Когда въезжали в город, я поднял неприятную тему:
— Вы вчера поссорились с Борей. Расскажите, как это случилось.
Потому что у таких историй всегда есть две версии, причем совершенно разные.
У Василия от негодования аж усы задвигались.
— Как-как… он поел и тарелку за собой не помыл. И чашку, и тарелку на толе бросил, и крошки оставил. А Оля взяла и давай мыть его посуду. У нее руки потрескались от воды и соды, я, когда могу, сам все мою. Ну, не сдержался, сделал замечание, попросил помыть за собой, на шо получил ответ: «Все равно воды нет». Как нет, когда Оля, вон, моет? Вон она журчит… Ну и слово за слово, а дальше ты слышал.
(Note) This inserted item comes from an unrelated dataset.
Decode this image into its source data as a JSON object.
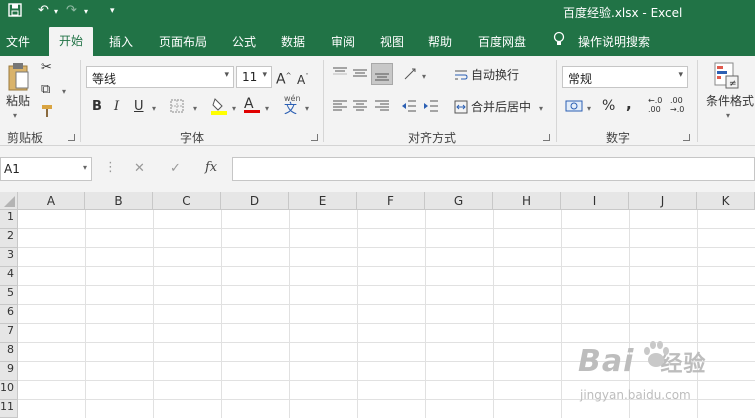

— Может, не было, когда он поел, а потом ее включили. Тогда ваше замечание кажется обидным.
— Да была вода. Он просто за дурака меня держит!
— Понимаете, отец рукоприкладствовал, запрещал ему рисовать, — не оставлял я попыток его убедить. — И он очень боится, что опять будет так. Вы — новый человек в нашей семье, Боря был всегда, ему сложно, и не исключено, что он вообще не сможет с вами примириться просто в силу возраста. Пожалуйста, не трогайте его. Просто не замечайте. Мама сама разберется. А если он творит что-то, на что нельзя закрыть глаза, говорите мне. Меня он послушается…
— Вот же говна какая, — проворчал отчим, наливаясь дурной кровью. — Буду я перед сопляком на цырлах ходить, когда он гадит под себя! Весь коридор грязью заляпал, а обувь так и бросил!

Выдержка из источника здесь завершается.